The Japanese word raku is freely interpreted as “enjoyment”. It was an ideograph engraved on a gold seal and given by the ruler Hideyoshi to Chojiro in 1598, raku thereby became his family title. Chojiro is credited with being the first to produce, in 1580, a low-fired glazed pottery by a direct process which involved putting pots into and taking them out of a red hot kiln.

The raku process gives the potter control of colorful expression when subjecting pots to oxidations and reductions during their cooling. The openness of the clay body and the soft nature of the glaze enable subtle variations of color to be achieved. Originally only oxidation was used following neutral firing. Reduction was introduced in the mid 20th century by Paul Soldner in the USA. The use of the term raku is sometimes widened to include low temperature treatments involving reduction and smoke.
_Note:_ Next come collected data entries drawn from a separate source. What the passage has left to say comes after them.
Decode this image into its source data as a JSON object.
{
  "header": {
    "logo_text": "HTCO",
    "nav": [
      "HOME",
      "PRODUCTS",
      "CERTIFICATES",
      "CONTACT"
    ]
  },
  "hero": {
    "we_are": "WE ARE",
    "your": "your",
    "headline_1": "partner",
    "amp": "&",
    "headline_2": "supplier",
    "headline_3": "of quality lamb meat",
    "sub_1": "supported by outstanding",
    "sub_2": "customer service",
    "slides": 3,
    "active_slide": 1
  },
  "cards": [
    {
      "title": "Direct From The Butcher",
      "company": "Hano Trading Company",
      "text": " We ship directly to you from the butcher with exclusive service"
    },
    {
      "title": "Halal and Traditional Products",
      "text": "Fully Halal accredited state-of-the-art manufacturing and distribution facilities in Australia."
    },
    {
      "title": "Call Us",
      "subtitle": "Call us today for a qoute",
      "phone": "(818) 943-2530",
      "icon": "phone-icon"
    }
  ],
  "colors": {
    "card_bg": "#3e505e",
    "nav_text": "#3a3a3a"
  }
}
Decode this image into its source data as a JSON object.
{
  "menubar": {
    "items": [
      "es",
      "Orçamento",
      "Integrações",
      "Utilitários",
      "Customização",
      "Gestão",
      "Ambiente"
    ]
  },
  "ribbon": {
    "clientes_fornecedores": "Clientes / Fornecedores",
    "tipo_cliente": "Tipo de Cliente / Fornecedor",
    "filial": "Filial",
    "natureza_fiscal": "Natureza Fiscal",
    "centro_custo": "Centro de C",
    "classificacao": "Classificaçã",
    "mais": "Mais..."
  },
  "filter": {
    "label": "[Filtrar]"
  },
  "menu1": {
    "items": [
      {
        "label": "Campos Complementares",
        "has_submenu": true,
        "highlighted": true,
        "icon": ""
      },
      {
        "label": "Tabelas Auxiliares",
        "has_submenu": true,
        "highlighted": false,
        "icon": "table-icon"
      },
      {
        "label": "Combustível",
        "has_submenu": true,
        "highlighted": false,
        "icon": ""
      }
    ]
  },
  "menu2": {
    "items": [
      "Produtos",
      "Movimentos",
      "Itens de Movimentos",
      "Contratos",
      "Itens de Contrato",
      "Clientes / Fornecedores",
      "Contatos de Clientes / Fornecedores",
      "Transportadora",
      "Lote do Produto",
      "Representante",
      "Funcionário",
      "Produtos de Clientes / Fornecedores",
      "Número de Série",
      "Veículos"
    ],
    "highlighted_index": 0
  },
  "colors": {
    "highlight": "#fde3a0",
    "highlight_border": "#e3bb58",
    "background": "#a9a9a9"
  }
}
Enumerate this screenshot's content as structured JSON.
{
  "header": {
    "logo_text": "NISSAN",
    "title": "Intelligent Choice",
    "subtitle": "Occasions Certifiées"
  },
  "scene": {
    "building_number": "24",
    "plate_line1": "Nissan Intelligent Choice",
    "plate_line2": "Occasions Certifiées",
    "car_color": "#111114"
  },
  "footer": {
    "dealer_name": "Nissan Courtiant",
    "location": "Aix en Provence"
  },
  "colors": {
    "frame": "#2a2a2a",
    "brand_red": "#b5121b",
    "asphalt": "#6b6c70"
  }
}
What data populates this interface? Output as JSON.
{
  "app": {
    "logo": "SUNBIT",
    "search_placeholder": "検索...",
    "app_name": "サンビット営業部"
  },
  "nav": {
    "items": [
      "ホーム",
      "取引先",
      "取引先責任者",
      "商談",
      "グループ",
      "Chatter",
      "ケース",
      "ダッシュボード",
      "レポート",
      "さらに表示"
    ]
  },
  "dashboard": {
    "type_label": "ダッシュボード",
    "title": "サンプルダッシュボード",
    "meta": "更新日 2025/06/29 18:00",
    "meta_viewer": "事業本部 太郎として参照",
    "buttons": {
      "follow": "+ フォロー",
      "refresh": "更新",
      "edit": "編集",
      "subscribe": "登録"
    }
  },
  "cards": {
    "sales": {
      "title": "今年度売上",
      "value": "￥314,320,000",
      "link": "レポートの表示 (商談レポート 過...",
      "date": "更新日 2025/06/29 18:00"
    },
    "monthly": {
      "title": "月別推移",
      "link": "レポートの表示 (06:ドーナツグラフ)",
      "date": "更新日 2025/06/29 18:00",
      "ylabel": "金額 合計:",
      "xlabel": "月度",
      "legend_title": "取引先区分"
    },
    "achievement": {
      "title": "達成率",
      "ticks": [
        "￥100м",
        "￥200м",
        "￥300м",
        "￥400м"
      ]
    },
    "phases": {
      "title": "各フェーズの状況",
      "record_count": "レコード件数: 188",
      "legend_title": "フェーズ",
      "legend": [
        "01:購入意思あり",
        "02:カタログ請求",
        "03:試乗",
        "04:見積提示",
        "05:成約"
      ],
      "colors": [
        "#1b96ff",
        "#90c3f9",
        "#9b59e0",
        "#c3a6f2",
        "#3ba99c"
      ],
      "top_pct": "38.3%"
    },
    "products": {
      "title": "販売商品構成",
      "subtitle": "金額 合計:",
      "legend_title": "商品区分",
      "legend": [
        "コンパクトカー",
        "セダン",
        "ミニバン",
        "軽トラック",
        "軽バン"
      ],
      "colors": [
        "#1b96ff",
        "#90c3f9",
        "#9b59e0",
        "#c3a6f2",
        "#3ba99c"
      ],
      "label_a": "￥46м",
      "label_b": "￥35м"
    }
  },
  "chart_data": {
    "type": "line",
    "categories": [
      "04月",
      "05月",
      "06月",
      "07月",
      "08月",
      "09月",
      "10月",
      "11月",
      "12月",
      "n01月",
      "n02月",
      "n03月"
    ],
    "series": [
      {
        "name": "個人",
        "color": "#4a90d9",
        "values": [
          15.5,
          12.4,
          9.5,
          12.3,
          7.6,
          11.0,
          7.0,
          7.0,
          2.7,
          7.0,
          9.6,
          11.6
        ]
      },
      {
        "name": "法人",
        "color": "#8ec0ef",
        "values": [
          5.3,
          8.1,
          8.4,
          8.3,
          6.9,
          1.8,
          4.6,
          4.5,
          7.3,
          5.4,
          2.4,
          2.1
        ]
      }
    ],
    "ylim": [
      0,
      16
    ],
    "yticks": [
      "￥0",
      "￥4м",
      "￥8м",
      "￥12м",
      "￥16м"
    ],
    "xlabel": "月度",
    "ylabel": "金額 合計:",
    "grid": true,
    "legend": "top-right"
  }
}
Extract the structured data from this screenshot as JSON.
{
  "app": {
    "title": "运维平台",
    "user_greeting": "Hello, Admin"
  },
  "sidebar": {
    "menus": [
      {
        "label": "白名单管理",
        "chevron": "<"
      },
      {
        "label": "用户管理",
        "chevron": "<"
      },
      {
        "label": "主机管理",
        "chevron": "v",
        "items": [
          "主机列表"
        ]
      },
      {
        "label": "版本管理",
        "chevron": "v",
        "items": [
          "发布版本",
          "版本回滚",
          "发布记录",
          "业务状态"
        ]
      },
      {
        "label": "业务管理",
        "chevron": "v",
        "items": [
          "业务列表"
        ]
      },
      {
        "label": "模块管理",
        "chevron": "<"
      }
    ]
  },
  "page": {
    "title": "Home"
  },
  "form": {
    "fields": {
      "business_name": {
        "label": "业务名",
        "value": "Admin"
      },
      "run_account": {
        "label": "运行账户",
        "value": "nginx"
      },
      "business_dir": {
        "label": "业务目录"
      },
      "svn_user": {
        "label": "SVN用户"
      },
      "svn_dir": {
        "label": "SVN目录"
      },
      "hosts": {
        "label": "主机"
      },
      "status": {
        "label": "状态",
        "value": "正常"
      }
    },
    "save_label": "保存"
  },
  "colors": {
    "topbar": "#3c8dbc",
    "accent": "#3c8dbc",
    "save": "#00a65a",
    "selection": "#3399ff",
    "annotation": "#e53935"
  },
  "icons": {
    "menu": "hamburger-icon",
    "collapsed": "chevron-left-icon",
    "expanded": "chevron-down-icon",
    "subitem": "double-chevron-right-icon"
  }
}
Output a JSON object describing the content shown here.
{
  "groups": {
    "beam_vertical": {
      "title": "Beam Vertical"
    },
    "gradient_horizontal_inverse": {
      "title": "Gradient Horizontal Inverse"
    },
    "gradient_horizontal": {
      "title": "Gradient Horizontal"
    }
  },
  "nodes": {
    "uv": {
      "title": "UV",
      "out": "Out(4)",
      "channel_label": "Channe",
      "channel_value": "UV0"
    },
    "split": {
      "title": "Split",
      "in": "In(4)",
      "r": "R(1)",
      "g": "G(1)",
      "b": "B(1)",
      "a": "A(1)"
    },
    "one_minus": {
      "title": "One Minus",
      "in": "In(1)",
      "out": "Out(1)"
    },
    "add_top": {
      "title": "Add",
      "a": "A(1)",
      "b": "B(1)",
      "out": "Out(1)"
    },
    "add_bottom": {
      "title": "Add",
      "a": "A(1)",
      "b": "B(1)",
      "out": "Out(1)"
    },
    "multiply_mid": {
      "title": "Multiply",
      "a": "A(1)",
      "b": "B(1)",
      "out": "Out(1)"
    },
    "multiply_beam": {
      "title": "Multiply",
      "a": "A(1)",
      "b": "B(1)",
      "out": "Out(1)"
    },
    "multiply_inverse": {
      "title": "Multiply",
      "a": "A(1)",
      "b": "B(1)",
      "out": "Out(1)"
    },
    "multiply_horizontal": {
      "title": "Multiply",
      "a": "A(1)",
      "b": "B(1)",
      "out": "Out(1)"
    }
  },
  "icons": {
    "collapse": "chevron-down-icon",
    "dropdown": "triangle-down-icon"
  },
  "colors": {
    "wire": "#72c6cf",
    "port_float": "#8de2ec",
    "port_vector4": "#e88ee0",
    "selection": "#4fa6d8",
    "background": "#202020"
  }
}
Popular modern raku is often recognized by a velvety black body contrasted with black-stained crackle of white, yellow, blue and turquoise glazes some with lustrous glints of reduced copper red. Glazes are often poured so that they overlap and integrate but leave areas of unglazed black body as important shapes in the composition. The direct handling of live flame fires the pyromaniac imagination to excitement. Some results are disastrous, others magical. It is the gamble that appeals to an artists emotions more than the rational intellect it teaches us what to recognize as "life" in a pot, the criterion that all art should have.